Clinical studies on garlic extract have shown modest cardiovascular benefits, with meta-analyses reporting 8-12% reductions in total cholesterol levels in hyperlipidemic patients. A systematic review of 39 trials found garlic supplementation reduced systolic blood pressure by 6-7 mmHg in hypertensive individuals. However, study quality varies significantly, with many trials having small sample sizes (20-100 participants) and short durations (4-12 weeks). Standardization of allicin content across studies remains inconsistent, limiting definitive conclusions about optimal dosing.

Nutritional Profile

Garlicin (standardized garlic extract from Allium sativum) is characterized primarily by its bioactive organosulfur compounds rather than macronutrient density. Key bioactive compounds include: allicin (thiosulfinate) at approximately 0.3–0.5% by weight in standardized extracts (equivalent to ~3–5 mg/g), with high-yield water extracts reported to produce allicin concentrations up to 3.7 mg/mL under optimized conditions. Additional organosulfur compounds include diallyl disulfide (DADS), diallyl trisulfide (DATS), and ajoenes, collectively comprising 0.1–0.2% of extract weight. Raw garlic basis (per 100g) provides approximately 6.4g protein, 33g carbohydrates, 2.1g fiber, 0.5g fat, with micronutrients including vitamin B6 (~1.2 mg, ~70% DV), vitamin C (~31 mg, ~34% DV), manganese (~1.7 mg, ~74% DV), selenium (~14 mcg), calcium (~181 mg), and phosphorus (~153 mg).
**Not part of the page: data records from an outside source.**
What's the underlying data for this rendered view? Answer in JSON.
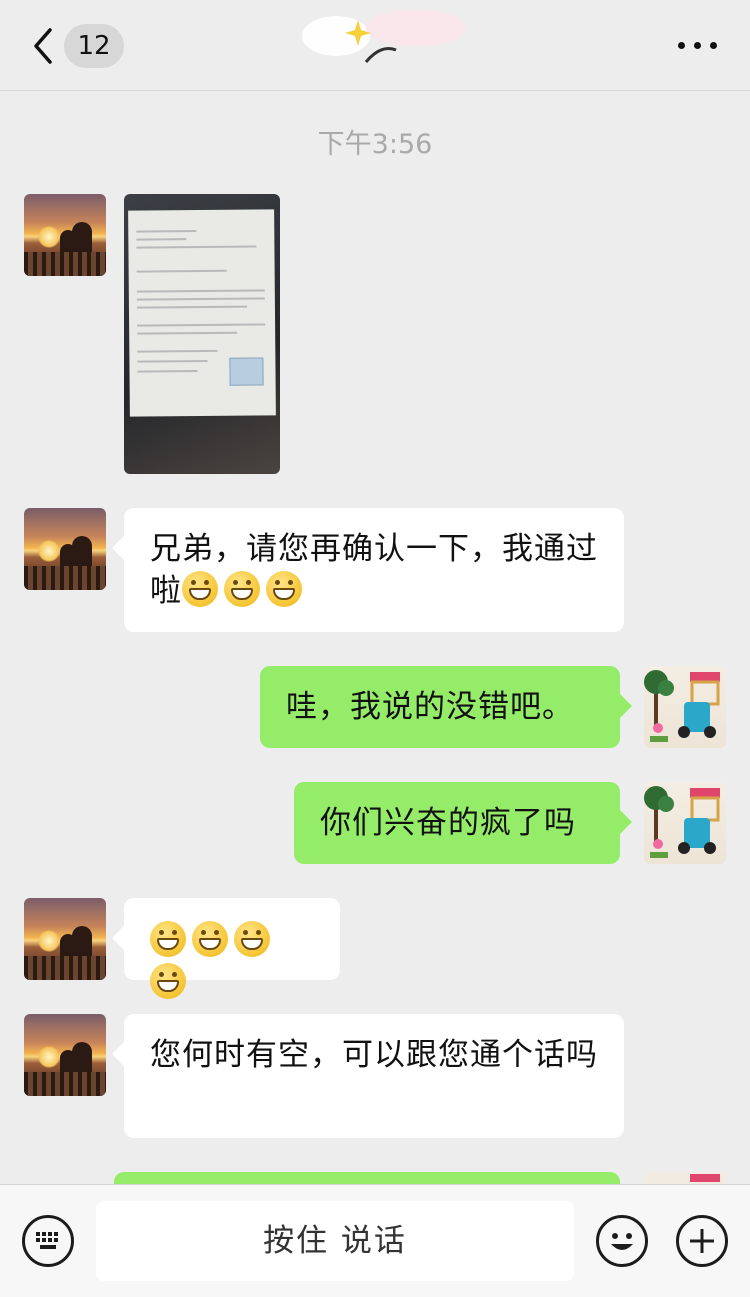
{
  "header": {
    "back_icon": "chevron-left-icon",
    "unread_count": "12",
    "more_icon": "more-dots-icon"
  },
  "chat": {
    "timestamp": "下午3:56",
    "messages": [
      {
        "side": "left",
        "type": "image",
        "avatar": "sunset-couple-avatar"
      },
      {
        "side": "left",
        "type": "text",
        "text": "兄弟，请您再确认一下，我通过啦",
        "emoji": [
          "grin-emoji",
          "grin-emoji",
          "grin-emoji"
        ]
      },
      {
        "side": "right",
        "type": "text",
        "text": "哇，我说的没错吧。",
        "avatar": "lego-avatar"
      },
      {
        "side": "right",
        "type": "text",
        "text": "你们兴奋的疯了吗",
        "avatar": "lego-avatar"
      },
      {
        "side": "left",
        "type": "emoji",
        "emoji": [
          "grin-emoji",
          "grin-emoji",
          "grin-emoji",
          "grin-emoji"
        ]
      },
      {
        "side": "left",
        "type": "text",
        "text": "您何时有空，可以跟您通个话吗"
      },
      {
        "side": "right",
        "type": "text",
        "text": ""
      }
    ]
  },
  "bottom": {
    "voice_keyboard_icon": "keyboard-icon",
    "hold_to_talk": "按住 说话",
    "emoji_icon": "smiley-icon",
    "plus_icon": "plus-icon"
  },
  "colors": {
    "background": "#ededed",
    "bubble_self": "#95ec69",
    "bubble_other": "#ffffff"
  }
}
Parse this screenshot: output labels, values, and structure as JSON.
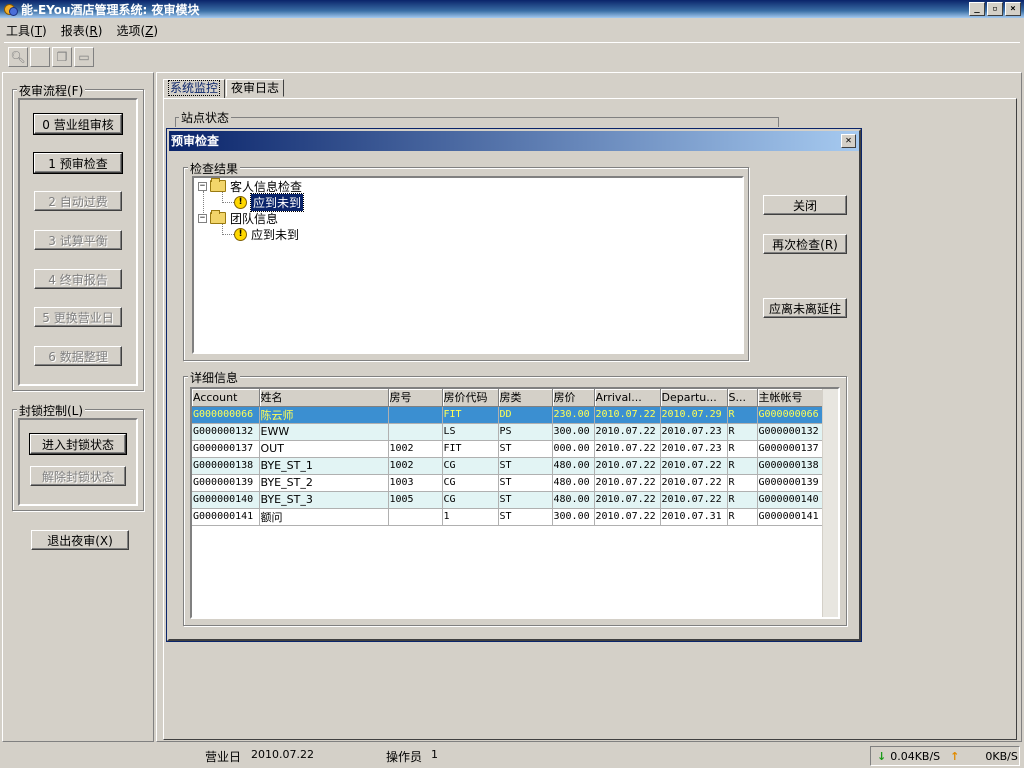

Bioavailability note: Allicin is highly unstable and forms only upon crushing/processing of raw garlic; standardized 'Garlicin' extracts preserve thiosulfinate content through controlled processing. Allicin bioavailability is rapid but transient, with peak plasma metabolites (allyl mercaptan, allyl methyl sulfide) detected within 30–60 minutes of ingestion. Enteric coating in some formulations improves intestinal delivery by preventing gastric acid degradation, increasing bioavailability by an estimated 30–40% compared to non-coated preparations.

Preparation & Dosage

No clinically studied dosage ranges for Garlicin are specified in the research, as no human trials are cited. Standardization typically targets allicin or total thiosulfinates, with extraction methods influencing content. Consult a healthcare provider before starting any new supplement.

Synergy & Pairings

Coenzyme Q10, Hawthorn Extract, Omega-3 Fatty Acids, Vitamin E

Safety & Interactions

Garlicin is generally well-tolerated but can cause gastrointestinal upset, bad breath, and body odor in 10-15% of users. It significantly increases bleeding risk when combined with anticoagulants like warfarin due to antiplatelet effects. Garlic extract may reduce effectiveness of HIV protease inhibitors and some chemotherapy drugs. Pregnant and breastfeeding women should avoid therapeutic doses due to limited safety data, though culinary amounts are considered safe.